It's odd how little we've heard lately from the skeptics who deny that climate change is real. What's the matter, people? Heat stroke?The Venus-like heat that much of the country has been suffering this summer is almost enough to make anybody a believer in global warming. Almost, but not quite: Honesty compels me to acknowledge that a few weeks of record-setting temperatures do not constitute proof of anything. Climate scientists have to analyze data covering decades and centuries to discern what's really going on.
Of course, the unusually heavy snowstorms that buried Washington and other East Coast cities this past winter didn't prove anything, either. But that didn't deter the climate skeptics from gloating. Sen. James Inhofe (R-Okla.) and his family went so far as to build an igloo on Capitol Hill and label it "Al Gore's New Home." Care to apologize to the Nobel laureate, senator?

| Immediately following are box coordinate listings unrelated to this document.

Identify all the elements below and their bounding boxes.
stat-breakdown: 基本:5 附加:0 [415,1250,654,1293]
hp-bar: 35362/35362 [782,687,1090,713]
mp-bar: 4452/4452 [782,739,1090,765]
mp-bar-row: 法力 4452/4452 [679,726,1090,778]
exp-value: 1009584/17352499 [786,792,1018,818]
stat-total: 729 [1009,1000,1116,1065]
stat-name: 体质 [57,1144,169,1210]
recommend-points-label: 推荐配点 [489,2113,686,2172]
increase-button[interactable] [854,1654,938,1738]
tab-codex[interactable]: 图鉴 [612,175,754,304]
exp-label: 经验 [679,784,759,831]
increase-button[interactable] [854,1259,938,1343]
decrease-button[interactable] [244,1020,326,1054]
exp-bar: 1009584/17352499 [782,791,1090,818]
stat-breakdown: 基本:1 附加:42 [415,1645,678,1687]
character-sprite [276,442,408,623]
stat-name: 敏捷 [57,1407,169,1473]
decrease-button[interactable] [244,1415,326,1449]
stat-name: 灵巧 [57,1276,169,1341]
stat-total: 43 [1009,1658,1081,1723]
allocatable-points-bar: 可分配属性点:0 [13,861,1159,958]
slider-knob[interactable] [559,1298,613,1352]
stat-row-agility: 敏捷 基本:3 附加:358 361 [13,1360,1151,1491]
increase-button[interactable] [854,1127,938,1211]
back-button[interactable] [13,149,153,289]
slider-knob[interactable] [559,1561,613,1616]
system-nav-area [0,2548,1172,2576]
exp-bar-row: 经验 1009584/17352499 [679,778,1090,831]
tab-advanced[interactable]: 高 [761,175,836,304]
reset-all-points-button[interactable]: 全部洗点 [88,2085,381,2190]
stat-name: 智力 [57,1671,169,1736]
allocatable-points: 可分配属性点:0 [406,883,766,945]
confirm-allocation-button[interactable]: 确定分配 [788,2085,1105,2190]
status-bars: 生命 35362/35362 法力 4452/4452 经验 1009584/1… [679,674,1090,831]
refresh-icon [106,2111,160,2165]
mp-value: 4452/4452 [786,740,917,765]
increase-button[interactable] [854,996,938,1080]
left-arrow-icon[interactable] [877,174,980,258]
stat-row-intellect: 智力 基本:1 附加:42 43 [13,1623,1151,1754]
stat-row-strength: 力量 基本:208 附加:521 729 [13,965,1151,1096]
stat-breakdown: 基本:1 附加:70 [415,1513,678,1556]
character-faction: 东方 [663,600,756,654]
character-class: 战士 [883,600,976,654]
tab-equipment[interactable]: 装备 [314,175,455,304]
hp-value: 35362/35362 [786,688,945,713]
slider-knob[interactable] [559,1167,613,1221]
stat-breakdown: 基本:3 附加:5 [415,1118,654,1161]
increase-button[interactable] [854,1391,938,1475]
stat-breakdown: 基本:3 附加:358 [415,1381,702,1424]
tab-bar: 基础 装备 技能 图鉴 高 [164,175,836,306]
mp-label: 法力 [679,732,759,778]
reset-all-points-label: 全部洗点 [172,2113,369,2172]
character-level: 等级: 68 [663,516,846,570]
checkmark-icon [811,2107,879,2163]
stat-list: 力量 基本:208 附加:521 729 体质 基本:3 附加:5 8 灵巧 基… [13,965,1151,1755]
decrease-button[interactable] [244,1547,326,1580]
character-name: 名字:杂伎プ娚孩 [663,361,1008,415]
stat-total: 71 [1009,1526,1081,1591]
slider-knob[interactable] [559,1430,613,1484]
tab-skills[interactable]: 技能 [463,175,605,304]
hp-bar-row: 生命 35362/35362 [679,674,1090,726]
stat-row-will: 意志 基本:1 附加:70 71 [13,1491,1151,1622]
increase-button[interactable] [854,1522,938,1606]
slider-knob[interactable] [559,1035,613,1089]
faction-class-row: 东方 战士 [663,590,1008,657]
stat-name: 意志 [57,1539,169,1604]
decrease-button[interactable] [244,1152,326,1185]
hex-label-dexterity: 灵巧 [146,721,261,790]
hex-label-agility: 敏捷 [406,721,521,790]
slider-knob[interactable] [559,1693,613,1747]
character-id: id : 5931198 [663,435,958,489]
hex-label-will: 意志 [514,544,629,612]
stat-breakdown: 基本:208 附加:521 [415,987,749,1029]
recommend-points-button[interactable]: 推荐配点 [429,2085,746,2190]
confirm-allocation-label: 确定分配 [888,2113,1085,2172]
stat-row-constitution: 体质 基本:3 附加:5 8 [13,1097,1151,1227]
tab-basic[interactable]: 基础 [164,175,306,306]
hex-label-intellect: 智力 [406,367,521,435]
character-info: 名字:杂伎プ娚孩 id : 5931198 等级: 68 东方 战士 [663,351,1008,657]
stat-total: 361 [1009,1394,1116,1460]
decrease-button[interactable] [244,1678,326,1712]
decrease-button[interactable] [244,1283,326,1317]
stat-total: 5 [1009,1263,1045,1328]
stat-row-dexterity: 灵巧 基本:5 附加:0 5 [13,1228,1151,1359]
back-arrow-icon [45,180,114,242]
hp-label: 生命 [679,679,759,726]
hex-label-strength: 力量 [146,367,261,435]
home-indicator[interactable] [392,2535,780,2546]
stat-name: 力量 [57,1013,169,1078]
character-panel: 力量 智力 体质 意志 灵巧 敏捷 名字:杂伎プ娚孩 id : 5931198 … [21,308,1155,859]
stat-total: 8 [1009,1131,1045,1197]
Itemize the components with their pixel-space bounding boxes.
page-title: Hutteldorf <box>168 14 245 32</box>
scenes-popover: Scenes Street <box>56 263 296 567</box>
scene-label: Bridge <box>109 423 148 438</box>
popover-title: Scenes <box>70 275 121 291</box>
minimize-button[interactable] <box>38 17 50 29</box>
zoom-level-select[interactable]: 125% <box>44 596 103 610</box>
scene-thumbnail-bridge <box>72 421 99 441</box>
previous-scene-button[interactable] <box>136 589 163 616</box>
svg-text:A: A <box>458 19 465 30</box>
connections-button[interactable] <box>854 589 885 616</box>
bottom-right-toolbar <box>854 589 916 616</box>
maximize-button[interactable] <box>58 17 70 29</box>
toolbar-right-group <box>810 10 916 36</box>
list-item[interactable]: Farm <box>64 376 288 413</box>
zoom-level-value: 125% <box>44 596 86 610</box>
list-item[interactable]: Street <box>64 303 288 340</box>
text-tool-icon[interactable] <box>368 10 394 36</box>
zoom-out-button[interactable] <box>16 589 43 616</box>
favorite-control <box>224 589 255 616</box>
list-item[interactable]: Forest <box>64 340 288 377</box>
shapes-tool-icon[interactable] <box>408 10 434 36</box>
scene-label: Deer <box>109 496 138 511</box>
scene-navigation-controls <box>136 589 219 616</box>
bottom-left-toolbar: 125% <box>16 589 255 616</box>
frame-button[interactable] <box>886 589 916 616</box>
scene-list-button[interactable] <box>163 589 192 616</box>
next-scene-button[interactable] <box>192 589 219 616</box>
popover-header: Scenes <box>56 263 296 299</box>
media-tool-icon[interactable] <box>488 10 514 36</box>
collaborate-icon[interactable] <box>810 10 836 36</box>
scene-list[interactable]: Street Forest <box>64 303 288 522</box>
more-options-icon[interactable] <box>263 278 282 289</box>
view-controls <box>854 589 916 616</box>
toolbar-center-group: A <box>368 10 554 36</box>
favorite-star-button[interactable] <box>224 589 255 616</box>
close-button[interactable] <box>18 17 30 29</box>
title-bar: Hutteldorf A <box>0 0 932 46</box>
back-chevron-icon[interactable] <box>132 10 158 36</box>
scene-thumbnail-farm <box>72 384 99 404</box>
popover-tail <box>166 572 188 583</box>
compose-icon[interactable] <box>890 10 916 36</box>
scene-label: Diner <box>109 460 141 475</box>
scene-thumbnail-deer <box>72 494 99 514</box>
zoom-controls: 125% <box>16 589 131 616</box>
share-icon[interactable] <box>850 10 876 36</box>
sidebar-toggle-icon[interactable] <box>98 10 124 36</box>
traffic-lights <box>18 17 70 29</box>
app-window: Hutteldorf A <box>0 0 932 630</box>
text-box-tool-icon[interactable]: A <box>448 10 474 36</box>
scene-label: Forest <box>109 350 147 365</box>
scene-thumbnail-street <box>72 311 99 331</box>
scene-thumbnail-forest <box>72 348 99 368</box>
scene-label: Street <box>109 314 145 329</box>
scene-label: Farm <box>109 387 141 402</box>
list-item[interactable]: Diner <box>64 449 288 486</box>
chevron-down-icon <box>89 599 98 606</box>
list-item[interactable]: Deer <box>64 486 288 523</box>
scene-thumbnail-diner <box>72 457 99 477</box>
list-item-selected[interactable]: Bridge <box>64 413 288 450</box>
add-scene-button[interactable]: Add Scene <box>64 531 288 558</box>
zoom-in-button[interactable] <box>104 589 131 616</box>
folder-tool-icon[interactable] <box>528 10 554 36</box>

Actually, it was more like a few days of heat than a few weeks. Also, if you start looking at the temperature records for the 1930s, you see what a real heat wave was like. Our local weatherman showed the number of days over 90 degrees for the last couple of years and in the 1930s. While we have had a handful of hot days now, most of the summer had 90+ days in the 1930s.
But what about that snowstorm? Did it prove anything? After all, it was just another weather event.
But, and I pointed it out at the time, that was different. While it was just an isolated weather event, it was one that Al Gore said would never happen again because of warming that already happened. In science, that is called a prediction. When a prediction is proved to be false then your theory (in this case, global warming) has to be reevaluated.
In contrast, no one has predicted that we would stop having heat waves so an isolated heat wave is not as significant as a cold wave.
He also mentions that a panel exonerated the British Climate Research Unit (CRU) but failed to mention that the panel did not investigate the underlying science, only allegations of scientific malpractice.
Robinson closes with an important question:
It's time to end the silly "argument" over whether climate change is real. Here's a better question: Would it be more appropriate for humanity to spend, say, $1 trillion reducing carbon emissions, and thus save thousands or millions of lives that could be lost to drought or sea-level rise or whatever at the end of this century or the next, or to spend that money providing clean water in places such as Congo or Bangladesh, saving thousands or millions of lives right now?
This cuts to the heart of why the debate on climate change is not silly. Gore and others are taking worst case projections and asking for a total change of civilization based on it. If Gore is wrong or overstated the potential harm then we will have wasted money that could have done real good, right now.